Continuous Integration

Combining the work of multiple developers is hard. Software systems are complex, and an apparently simple, self-contained change to a single file can easily have unintended consequences which compromise the correctness of the system. As a result, some teams have developers work isolated from each other on their own branches, both to keep trunk / master stable, and to prevent them treading on each other’s toes.

However, over time these branches diverge from each other. While merging a single one of these branches into mainline is not usually troublesome, the work required to integrate multiple long-lived branches into mainline is usually painful, requiring significant amounts of re-work as conflicting assumptions of developers are revealed and must be resolved.

Teams using long-lived branches often require code freezes, or even integration and stabilization phases, as they work to integrate these branches prior to a release. Despite modern tooling, this process is still expensive and unpredictable. On teams larger than a few developers, the integration of multiple branches requires multiple rounds of regression testing and bug fixing to validate that the system will work as expected following these merges. This problem becomes exponentially more severe as team sizes grow, and as branches become more long-lived.

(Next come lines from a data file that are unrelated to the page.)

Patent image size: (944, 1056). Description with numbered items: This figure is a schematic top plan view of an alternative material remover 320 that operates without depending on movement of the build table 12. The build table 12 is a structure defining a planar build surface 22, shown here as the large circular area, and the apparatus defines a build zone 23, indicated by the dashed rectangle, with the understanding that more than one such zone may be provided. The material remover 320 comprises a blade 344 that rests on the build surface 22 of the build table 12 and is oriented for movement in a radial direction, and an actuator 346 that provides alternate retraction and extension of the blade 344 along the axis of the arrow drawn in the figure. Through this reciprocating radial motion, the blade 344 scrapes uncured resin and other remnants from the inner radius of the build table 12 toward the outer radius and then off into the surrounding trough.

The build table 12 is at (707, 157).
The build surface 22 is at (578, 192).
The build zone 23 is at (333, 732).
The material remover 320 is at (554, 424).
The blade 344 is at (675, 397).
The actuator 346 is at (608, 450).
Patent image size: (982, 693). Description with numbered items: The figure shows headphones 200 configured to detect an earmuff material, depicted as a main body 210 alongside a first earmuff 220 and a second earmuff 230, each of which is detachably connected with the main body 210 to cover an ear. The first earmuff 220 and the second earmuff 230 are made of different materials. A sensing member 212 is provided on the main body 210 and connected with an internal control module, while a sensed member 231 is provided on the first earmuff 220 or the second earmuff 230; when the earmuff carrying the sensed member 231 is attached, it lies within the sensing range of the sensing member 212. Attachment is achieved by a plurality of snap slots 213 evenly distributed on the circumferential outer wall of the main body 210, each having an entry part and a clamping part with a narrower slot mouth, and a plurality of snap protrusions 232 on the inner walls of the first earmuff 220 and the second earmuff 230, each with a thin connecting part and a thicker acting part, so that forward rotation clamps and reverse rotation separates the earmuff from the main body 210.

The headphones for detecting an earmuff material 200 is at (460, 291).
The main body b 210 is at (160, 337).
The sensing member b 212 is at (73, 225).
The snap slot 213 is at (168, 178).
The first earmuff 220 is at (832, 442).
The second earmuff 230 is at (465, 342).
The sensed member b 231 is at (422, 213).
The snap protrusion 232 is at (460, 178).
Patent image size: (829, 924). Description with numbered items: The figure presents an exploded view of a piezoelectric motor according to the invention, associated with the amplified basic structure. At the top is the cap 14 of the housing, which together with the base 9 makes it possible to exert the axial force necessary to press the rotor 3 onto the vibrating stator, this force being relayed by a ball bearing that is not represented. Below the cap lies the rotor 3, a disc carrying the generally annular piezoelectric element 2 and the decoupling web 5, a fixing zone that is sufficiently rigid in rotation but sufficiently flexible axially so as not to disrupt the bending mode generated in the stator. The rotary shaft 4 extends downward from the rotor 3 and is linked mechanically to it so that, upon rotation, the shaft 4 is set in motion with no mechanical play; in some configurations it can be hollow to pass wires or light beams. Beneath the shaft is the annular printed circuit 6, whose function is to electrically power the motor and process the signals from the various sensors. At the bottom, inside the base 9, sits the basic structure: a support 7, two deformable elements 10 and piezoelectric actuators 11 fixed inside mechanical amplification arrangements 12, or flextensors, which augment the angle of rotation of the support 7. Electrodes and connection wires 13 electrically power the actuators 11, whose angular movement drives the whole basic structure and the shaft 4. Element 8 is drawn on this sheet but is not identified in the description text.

The practice of continuous integration was invented to address these problems. CI (continuous integration) follows the XP (extreme programming) principle that if something is painful, we should do it more often, and bring the pain forward. Thus in CI developers integrate all their work into trunk (also known as mainline or master) on a regular basis (at least daily). A set of automated tests is run both before and after the merge to validate that no regressions are introduced. If these automated tests fail, the team stops what they are doing and someone fixes the problem immediately.

Thus we ensure that the software is always in a working state, and that developer branches do not diverge significantly from trunk. The benefits of continuous integration are very significant—research shows that it leads to higher levels of throughput, more stable systems, and higher quality software. However the practice is still controversial, for two main reasons.

First, it requires developers to break up large features and other changes into smaller, more incremental steps that can be integrated into trunk / master. This is a paradigm shift for developers who are not used to working in this way. It also takes longer to get large features completed. However in general we don’t want to optimize for the speed at which developers can declare their work “dev complete” on a branch. Rather, we want to be able to get changes reviewed, integrated, tested and deployed as fast as possible—and this process is an order of magnitude faster and cheaper when the changes are small and self-contained, and the branches they live on are short-lived. Working in small batches also ensures developers get regular feedback on the impact of their work on the system as a whole—from other developers, testers, customers, and automated performance and security tests—which in turn makes any problems easier to detect, triage, and fix.

Second, continuous integration requires a fast-running set of comprehensive automated unit tests. These tests should be comprehensive enough to give a good level of confidence that the software will work as expected, while also running in a few minutes or less. If the automated unit tests take longer to run, developers will not want to run them frequently, and they will become harder to maintain. Creating maintainable suites of automated unit tests is complex and is best done through test-driven development (TDD), in which developers write failing automated tests before they implement the code that makes the tests pass. TDD has several benefits, the most important of which is that it ensures developers write code that is modular and easy to test, reducing the maintenance cost of the resulting automated test suites. But TDD is still not sufficiently widely practiced.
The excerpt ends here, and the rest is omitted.